Why the end of a cut is the danger zone
At the bottom of a diet, three forces line up against you. Appetite hormones are loud, so you're genuinely hungry. Your NEAT — all the small movement that burns surprising amounts of energy — has quietly fallen, so you burn less than you did at the same weight months ago. And your maintenance calories now sit lower than your starting point. Remove all dietary structure in that state and intake can leap by a thousand calories overnight while output is still suppressed. That gap is how a lean physique softens in a fortnight.

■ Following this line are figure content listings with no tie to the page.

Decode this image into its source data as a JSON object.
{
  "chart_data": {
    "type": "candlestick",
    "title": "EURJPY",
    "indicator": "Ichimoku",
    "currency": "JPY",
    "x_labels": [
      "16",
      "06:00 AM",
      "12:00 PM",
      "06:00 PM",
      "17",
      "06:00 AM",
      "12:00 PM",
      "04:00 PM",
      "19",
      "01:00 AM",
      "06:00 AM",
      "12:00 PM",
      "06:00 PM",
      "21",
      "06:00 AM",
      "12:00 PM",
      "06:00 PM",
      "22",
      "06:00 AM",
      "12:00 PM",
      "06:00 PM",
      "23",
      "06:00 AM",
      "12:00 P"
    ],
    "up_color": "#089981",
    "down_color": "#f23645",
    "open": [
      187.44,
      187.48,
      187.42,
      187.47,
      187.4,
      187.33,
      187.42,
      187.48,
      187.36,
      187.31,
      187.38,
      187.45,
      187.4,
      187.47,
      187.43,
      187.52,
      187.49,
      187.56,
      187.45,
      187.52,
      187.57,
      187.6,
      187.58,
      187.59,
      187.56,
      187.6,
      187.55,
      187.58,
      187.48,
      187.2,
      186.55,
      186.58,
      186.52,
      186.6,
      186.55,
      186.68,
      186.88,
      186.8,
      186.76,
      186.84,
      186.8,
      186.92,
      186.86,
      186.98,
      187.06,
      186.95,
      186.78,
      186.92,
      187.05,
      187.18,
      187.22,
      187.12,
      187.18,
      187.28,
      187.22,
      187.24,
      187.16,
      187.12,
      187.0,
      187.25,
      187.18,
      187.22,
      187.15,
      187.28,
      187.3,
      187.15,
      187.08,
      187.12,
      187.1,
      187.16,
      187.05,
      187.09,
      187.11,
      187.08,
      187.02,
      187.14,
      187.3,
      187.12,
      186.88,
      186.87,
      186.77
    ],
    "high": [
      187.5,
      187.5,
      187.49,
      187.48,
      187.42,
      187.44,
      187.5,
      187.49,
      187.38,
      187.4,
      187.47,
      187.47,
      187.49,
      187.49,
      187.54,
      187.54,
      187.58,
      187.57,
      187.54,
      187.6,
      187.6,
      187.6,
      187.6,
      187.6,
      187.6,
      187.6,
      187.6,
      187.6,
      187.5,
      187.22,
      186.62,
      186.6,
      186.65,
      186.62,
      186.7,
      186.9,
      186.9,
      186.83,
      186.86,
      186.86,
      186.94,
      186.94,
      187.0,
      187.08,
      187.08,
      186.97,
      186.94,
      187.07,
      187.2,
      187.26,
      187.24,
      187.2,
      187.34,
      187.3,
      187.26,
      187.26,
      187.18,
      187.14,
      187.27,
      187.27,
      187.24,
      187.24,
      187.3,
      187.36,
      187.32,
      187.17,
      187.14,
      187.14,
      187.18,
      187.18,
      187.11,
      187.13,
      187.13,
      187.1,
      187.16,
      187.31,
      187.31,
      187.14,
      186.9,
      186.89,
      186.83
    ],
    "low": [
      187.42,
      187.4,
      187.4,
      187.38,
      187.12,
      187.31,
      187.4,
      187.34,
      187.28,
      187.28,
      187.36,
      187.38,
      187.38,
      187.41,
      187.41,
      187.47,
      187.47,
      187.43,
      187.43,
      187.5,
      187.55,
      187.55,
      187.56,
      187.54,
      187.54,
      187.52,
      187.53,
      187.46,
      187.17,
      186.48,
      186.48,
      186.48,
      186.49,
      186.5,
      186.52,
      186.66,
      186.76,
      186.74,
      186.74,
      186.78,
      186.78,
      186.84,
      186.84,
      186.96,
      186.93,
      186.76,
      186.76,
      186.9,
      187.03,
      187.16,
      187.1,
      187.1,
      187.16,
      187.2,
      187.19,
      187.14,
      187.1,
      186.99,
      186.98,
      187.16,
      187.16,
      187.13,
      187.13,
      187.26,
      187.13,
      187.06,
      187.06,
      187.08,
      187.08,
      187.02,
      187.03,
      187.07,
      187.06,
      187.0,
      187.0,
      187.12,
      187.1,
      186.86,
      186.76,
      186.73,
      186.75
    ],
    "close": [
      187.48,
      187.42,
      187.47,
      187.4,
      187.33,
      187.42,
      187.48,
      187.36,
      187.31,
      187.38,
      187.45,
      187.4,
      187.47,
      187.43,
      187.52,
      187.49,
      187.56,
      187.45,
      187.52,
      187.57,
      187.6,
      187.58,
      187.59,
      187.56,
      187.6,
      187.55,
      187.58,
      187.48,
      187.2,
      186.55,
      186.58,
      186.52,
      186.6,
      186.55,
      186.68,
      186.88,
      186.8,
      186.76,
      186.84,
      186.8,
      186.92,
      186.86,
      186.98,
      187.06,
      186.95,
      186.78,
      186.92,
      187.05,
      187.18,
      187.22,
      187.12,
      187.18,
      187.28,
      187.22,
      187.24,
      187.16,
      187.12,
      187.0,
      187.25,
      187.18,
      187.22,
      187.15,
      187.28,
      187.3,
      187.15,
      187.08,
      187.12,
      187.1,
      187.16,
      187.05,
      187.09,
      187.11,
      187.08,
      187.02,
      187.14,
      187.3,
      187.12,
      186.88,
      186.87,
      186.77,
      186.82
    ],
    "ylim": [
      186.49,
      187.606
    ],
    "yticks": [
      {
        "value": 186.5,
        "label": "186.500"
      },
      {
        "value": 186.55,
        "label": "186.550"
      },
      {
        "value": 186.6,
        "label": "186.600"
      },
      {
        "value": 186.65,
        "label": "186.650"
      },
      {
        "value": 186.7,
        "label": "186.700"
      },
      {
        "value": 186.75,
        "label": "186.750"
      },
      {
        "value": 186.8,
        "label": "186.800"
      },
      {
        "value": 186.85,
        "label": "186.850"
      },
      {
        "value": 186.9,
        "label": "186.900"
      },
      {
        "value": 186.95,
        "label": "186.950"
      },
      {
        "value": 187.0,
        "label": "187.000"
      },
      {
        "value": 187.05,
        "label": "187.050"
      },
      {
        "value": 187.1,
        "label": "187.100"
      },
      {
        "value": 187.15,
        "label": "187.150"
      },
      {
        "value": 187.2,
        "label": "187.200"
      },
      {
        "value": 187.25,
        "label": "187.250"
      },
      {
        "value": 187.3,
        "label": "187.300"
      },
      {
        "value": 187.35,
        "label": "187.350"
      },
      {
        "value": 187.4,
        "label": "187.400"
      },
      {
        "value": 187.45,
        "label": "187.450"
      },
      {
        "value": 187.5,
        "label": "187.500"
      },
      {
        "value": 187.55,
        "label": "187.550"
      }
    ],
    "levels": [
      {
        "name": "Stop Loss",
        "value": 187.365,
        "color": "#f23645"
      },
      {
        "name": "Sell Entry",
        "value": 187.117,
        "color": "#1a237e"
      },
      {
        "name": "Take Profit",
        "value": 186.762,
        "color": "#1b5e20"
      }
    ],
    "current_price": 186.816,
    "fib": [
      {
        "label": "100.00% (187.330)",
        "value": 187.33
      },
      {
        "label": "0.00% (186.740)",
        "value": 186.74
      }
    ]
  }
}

What reverse dieting is — and isn't
Reverse dieting is simply adding calories back in controlled increments, watching your weight and waist as you go, so you find your true maintenance without overshooting it. It is not a metabolic miracle. The popular promise — that creeping calories up slowly will "rebuild your metabolism" so you can eat far more at the same leanness — is mostly overstated. What actually recovers is real and worth having: your suppressed NEAT returns, your hunger settles, and you relearn how much you can eat while holding your shape. That's plenty of reason to do it well.
How to do it
Start at the calories that finished your cut. Each week, add a small amount — around 100 to 200 calories, mostly as carbohydrate and a little fat — and keep protein high. Weigh yourself most mornings and track the weekly average, not the daily noise. A slight upward drift of a few hundred grams early on is expected and is glycogen and food, not fat. As long as the trend stays gentle and your waist holds, keep adding. When the scale starts climbing faster than you'd like, you've found your maintenance — stop there, or hold before deciding to push into a lean gaining phase.
Most people don't actually need a meticulous twelve-week reverse. If you have a healthy relationship with food and decent discipline, stepping straight to a sensible maintenance and holding it steady works just as well. Reverse dieting earns its keep for those who tend to rebound hard after a cut, or who simply feel safer with a gradual, structured climb. Pick the version you'll follow without stress.
Metabolic adaptation, realistically
Some slowdown after a cut is real — your body burns a little less than its new size alone would predict, mostly through reduced movement and slightly more efficient muscles. But it is measured in the low hundreds of calories, not the thousands the internet implies, and it reverses largely on its own as you eat and move more. Treat reverse dieting as a smooth re-entry, not a repair job, and you'll have the right expectations going in.
- Hold your end-of-cut calories for a week before adding anything — let the dust settle.
- Add 100–200 calories a week, mostly carbohydrate, protein staying high.
- Track your weekly average weight and your waist, not single mornings.
- When weight rises faster than you want, you've found maintenance. Settle there.
Hold the result with the same patience that earned it.
The discipline that gets you lean and the discipline that keeps you lean are different skills. The first is loud and finite; the second is quiet and ongoing. Reverse dieting is where you practise the second — and it's the reason some people get lean once and stay that way, while others ride the same ten kilos up and down for years.
Questions, answered
Does reverse dieting really boost my metabolism?
Only modestly. It restores the movement and appetite a diet suppressed and helps you find your true maintenance, but it won't let you eat dramatically more at the same body fat. The "metabolism rebuild" claim is largely overstated.
How fast should I add calories back?
Around 100–200 per week is a sensible, low-stress pace, mostly from carbohydrate. Faster is fine for many people too — the slow climb mainly helps those who fear rebounding or want a controlled, measurable re-entry.
Why did the scale jump when I started eating more?
More food means more food weight in your gut and more stored muscle glycogen, which holds water. A rise of a kilo or two in the first week is normal and is not fat gain.
Can I just go straight to maintenance instead?
Yes, and many people should. If your relationship with food is healthy and you have steady habits, a clean step to maintenance works well. Reverse dieting is the gentler option, not a requirement.